Si dice di Greta: non criticatela, è solo una bambina. Ma la bambina che sussurra ai potenti, se li sceglie con accurata malizia: mai un attacco diretto, giusto il populismo di sinistra contro “gli adulti”, “i politici”, “quelli che mi hanno rubato il futuro”. A lei, non ai coetanei e meno che spaccano pietre o le raccolgono nelle miniere o si prostituiscono nei bordelli asiatici. Per quelli nessuna parola, niente neppure per la Cina che da sola inquina dieci volte come il resto del mondo: tutti gli strali per l’America, vale a dire Trump, anche se l’America è il paese che da solo ha abbattuto l’inquinamento più di tutti grazie ai massicci investimenti nelle tecnologie.

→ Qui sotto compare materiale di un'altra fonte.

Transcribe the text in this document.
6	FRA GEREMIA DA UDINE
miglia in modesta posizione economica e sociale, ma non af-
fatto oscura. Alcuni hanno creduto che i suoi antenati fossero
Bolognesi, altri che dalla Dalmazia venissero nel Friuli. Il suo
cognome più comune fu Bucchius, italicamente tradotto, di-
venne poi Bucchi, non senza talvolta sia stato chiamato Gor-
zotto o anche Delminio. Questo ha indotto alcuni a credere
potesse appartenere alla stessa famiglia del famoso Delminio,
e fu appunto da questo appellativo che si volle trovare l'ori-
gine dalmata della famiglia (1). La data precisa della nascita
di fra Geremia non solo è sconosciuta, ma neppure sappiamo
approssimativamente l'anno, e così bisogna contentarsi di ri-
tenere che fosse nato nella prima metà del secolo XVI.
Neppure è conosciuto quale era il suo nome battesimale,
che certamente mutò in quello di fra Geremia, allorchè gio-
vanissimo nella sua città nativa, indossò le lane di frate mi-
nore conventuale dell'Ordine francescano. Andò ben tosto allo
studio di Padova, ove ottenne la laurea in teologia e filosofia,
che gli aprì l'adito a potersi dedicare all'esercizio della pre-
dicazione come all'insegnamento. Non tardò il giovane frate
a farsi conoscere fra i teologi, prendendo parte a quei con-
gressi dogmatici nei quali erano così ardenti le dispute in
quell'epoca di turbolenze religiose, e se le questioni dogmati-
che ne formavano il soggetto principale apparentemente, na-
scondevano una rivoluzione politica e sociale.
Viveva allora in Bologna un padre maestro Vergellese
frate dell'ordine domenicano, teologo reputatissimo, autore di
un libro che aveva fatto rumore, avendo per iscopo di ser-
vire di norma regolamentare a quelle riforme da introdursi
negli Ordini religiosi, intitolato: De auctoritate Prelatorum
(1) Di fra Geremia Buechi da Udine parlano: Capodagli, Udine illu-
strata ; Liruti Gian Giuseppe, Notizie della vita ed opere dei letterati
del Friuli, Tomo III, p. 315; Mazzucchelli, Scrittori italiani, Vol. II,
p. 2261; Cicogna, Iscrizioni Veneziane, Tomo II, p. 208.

Greta è intoccabile, ha la sindrome di Asperger, però va ascoltata come l’oracolo santo, ha la scienza infusa, non va a scuola e se ne vanta, ha problemi di socialità e di apprendimento e ci specula lei per prima e tutti devono interpellarla: col tempo la piccina “che può vedere la C02 passare” è passata da esperta in clima, in ambiente, in inquinamento, poi in tecnologie, quindi in razzismo americano, anche se è bianca svedese, da lì in sociologia e perfino in virologia (e questo in effetti ci può stare, dato il livello medio dei virologi in particolare italiani). Fa niente che la sua insopportabile faccetta contorta dai capricci sia diventata il testimonial per il più massiccio programma di sprechi ambientalisti, con annessa tassazione globale, di tutti i tempi. Fa niente se la sacerdotessa tuttologa, una che quanto a nientologia se la batte con Scanzi, comandasse di abbeverarsi solo da certe borracce ecologiche, talmente ecologiche che, si è scoperto, poi, sono cancerogene, tossiche e inquinano come un allevamento intensivo di maiali.